50, 60; 70, 80, 90 à hora, os raios equidistantes na roda da bicicleta recriam figuras abstractas numa ilusão de óptica. Sinto a corrente solta e improviso um modo de parar este veiculo desgovernado onde tenho o vento a favor da aceleração. A necessidade de sobreviver ao receio do impacto como última alternativa para imobilizar este desconforto, lembra-me de quando criança o meu primo com quem cresci no colo da minha Avó materna, ter preso por uma guita a sua à minha bicicleta, onde ainda não sabia manter o equilíbrio e nos lançou por uma ribanceira abaixo. Loucuras inconsequentes sem danos e que apenas nos deixam saudades da época da inocência, mas para quem nos enchia de carinho e ternura provocou alguns cabelos brancos. Apanho uma estrada de empedrado, sobre a qual os meus braços tremem, tentando aguentar o animal onde monto de pé. Sensação idêntica, aquela vez em que quando já frequentava a escola primária e uma das auxiliares de educação, antes mesmo das aulas acabarem me levou a casa a pedido da minha mãe. Aguardava-me uma surpresa, o meu pai tinha regressado da África do Sul, onde tinha estado 6 meses a trabalhar. Estava sentado na minha cama, demos um prolongado abraço. Estávamos no inicio da década de 80. Tinha-se dado o acidente no reactor nuclear em Chermobyl, o Muro de Berlim ruiu, a União Soviética lança a Estação Espacial MIR, a TV Globo lança o Viva o Gordo, os U2 começam a marcar a sua popularidade, Nelson Piquet é três vezes campeão do mundo, dá-se a Revolução Iraniana, surge o sistema operativo Windows, Ronald Reagen é eleito presidente dos EUA, ocorre o massacre na Praça de Tiananmen (China) onde morreram cerca de 7,000 manifestantes. Neste rewind, a fúria da velocidade da minha bicicleta é vencida por uma subida íngreme, onde ao chegar ao topo, avisto a linha do horizonte com a estrela que tem olhado por mim. Pergunto a mim mesmo num silêncio coberto de pó, por mais quanto tempo?

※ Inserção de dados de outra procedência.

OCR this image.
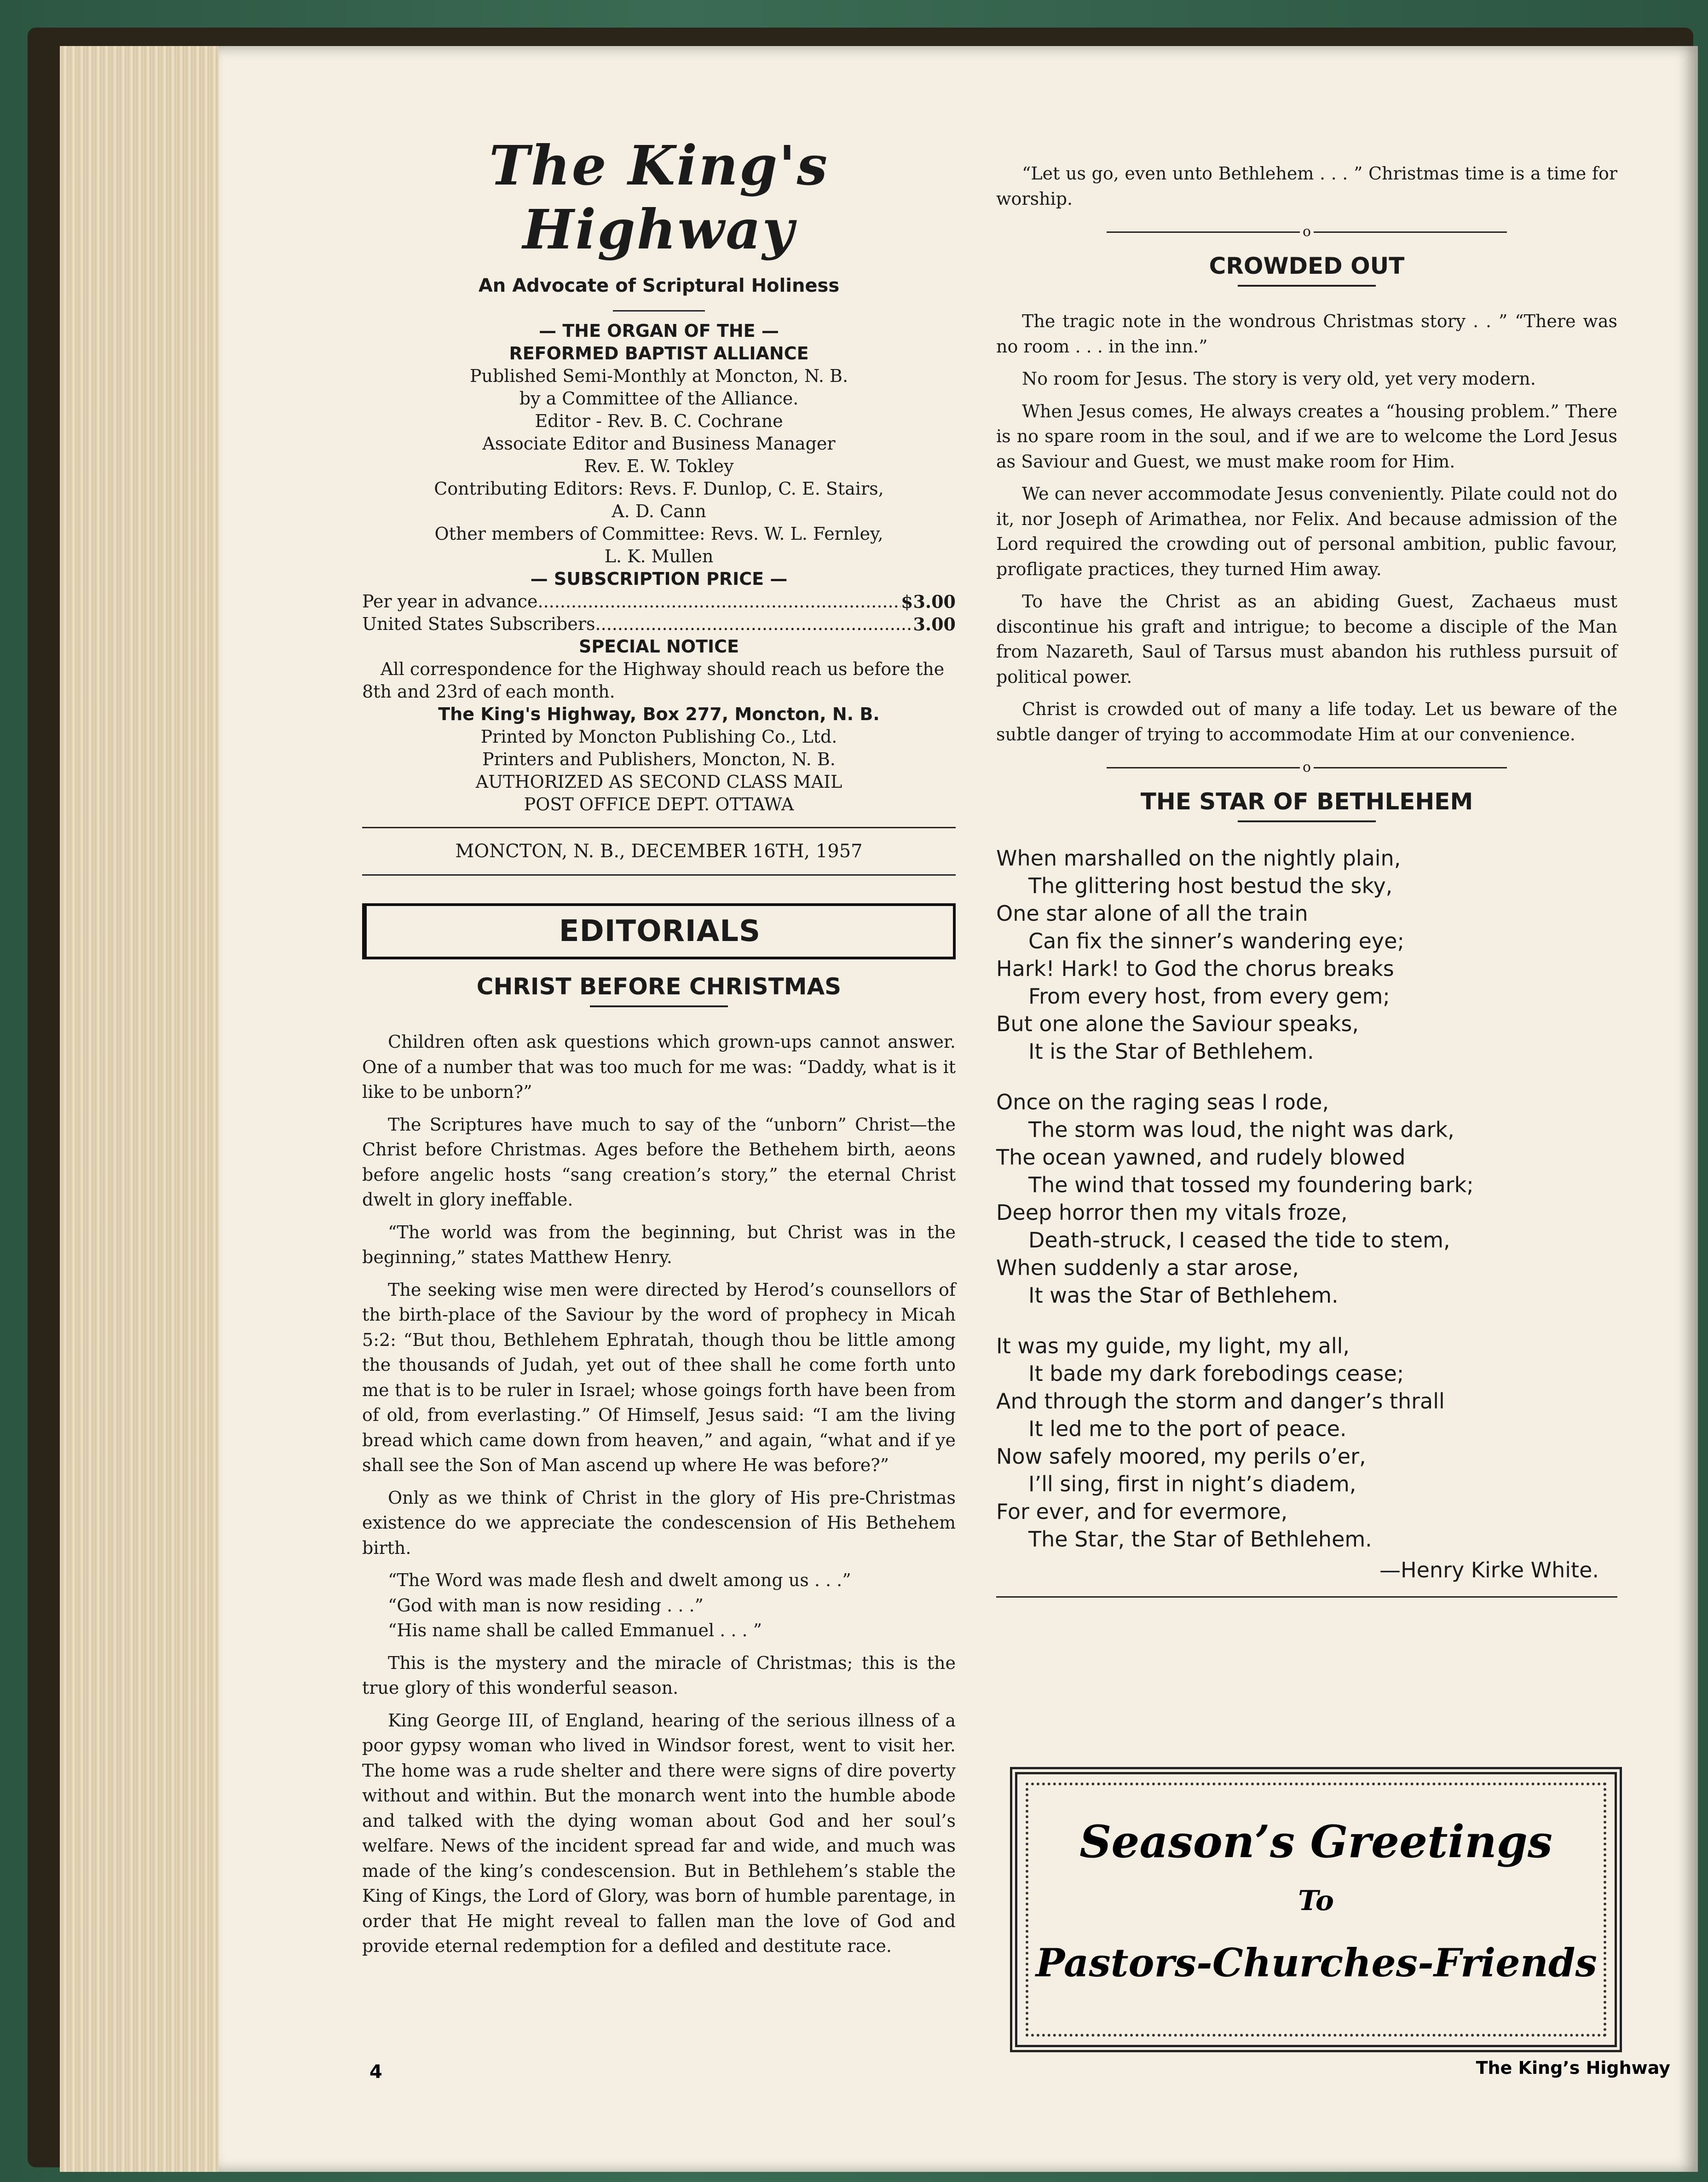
The King's Highway
An Advocate of Scriptural Holiness
— THE ORGAN OF THE —
REFORMED BAPTIST ALLIANCE
Published Semi-Monthly at Moncton, N. B.
by a Committee of the Alliance.
Editor - Rev. B. C. Cochrane
Associate Editor and Business Manager
Rev. E. W. Tokley
Contributing Editors: Revs. F. Dunlop, C. E. Stairs,
A. D. Cann
Other members of Committee: Revs. W. L. Fernley,
L. K. Mullen
— SUBSCRIPTION PRICE —
Per year in advance .....	$3.00
United States Subscribers .....	3.00
SPECIAL NOTICE
All correspondence for the Highway should reach us before the 8th and 23rd of each month.
The King's Highway, Box 277, Moncton, N. B.
Printed by Moncton Publishing Co., Ltd.
Printers and Publishers, Moncton, N. B.
AUTHORIZED AS SECOND CLASS MAIL
POST OFFICE DEPT. OTTAWA
MONCTON, N. B., DECEMBER 16TH, 1957
EDITORIALS
CHRIST BEFORE CHRISTMAS

Children often ask questions which grown-ups cannot answer. One of a number that was too much for me was: “Daddy, what is it like to be unborn?”

The Scriptures have much to say of the “unborn” Christ—the Christ before Christmas. Ages before the Bethehem birth, aeons before angelic hosts “sang creation’s story,” the eternal Christ dwelt in glory ineffable.

“The world was from the beginning, but Christ was in the beginning,” states Matthew Henry.

The seeking wise men were directed by Herod’s counsellors of the birth-place of the Saviour by the word of prophecy in Micah 5:2: “But thou, Bethlehem Ephratah, though thou be little among the thousands of Judah, yet out of thee shall he come forth unto me that is to be ruler in Israel; whose goings forth have been from of old, from everlasting.” Of Himself, Jesus said: “I am the living bread which came down from heaven,” and again, “what and if ye shall see the Son of Man ascend up where He was before?”

Only as we think of Christ in the glory of His pre-Christmas existence do we appreciate the condescension of His Bethehem birth.

“The Word was made flesh and dwelt among us . . .”

“God with man is now residing . . .”

“His name shall be called Emmanuel . . . ”

This is the mystery and the miracle of Christmas; this is the true glory of this wonderful season.

King George III, of England, hearing of the serious illness of a poor gypsy woman who lived in Windsor forest, went to visit her. The home was a rude shelter and there were signs of dire poverty without and within. But the monarch went into the humble abode and talked with the dying woman about God and her soul’s welfare. News of the incident spread far and wide, and much was made of the king’s condescension. But in Bethlehem’s stable the King of Kings, the Lord of Glory, was born of humble parentage, in order that He might reveal to fallen man the love of God and provide eternal redemption for a defiled and destitute race.

4

“Let us go, even unto Bethlehem . . . ” Christmas time is a time for worship.

o
CROWDED OUT

The tragic note in the wondrous Christmas story . . ” “There was no room . . . in the inn.”

No room for Jesus. The story is very old, yet very modern.

When Jesus comes, He always creates a “housing problem.” There is no spare room in the soul, and if we are to welcome the Lord Jesus as Saviour and Guest, we must make room for Him.

We can never accommodate Jesus conveniently. Pilate could not do it, nor Joseph of Arimathea, nor Felix. And because admission of the Lord required the crowding out of personal ambition, public favour, profligate practices, they turned Him away.

To have the Christ as an abiding Guest, Zachaeus must discontinue his graft and intrigue; to become a disciple of the Man from Nazareth, Saul of Tarsus must abandon his ruthless pursuit of political power.

Christ is crowded out of many a life today. Let us beware of the subtle danger of trying to accommodate Him at our convenience.

o
THE STAR OF BETHLEHEM
When marshalled on the nightly plain,
The glittering host bestud the sky,
One star alone of all the train
Can fix the sinner’s wandering eye;
Hark! Hark! to God the chorus breaks
From every host, from every gem;
But one alone the Saviour speaks,
It is the Star of Bethlehem.
Once on the raging seas I rode,
The storm was loud, the night was dark,
The ocean yawned, and rudely blowed
The wind that tossed my foundering bark;
Deep horror then my vitals froze,
Death-struck, I ceased the tide to stem,
When suddenly a star arose,
It was the Star of Bethlehem.
It was my guide, my light, my all,
It bade my dark forebodings cease;
And through the storm and danger’s thrall
It led me to the port of peace.
Now safely moored, my perils o’er,
I’ll sing, first in night’s diadem,
For ever, and for evermore,
The Star, the Star of Bethlehem.
—Henry Kirke White.
Season’s Greetings
To
Pastors - Churches - Friends
The King’s Highway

O olhar baço de uma Íris gasta pelo tempo transmite a existência de um sábio estado de vivência terrena, cujo rosto enrugado resiste às intempéries da soma dos dias que mantém um corpo acordado. Da mesma forma que cada anel num interior do tronco de uma arvore nos informa da sua idade, nos humanos a falta de expressão facial, leva a compreender que dadas as incontáveis horas de sucessivas paixões e ódios inerentes ao decorrer da vida, é chegado um momento em que já quase nada nos surpreende!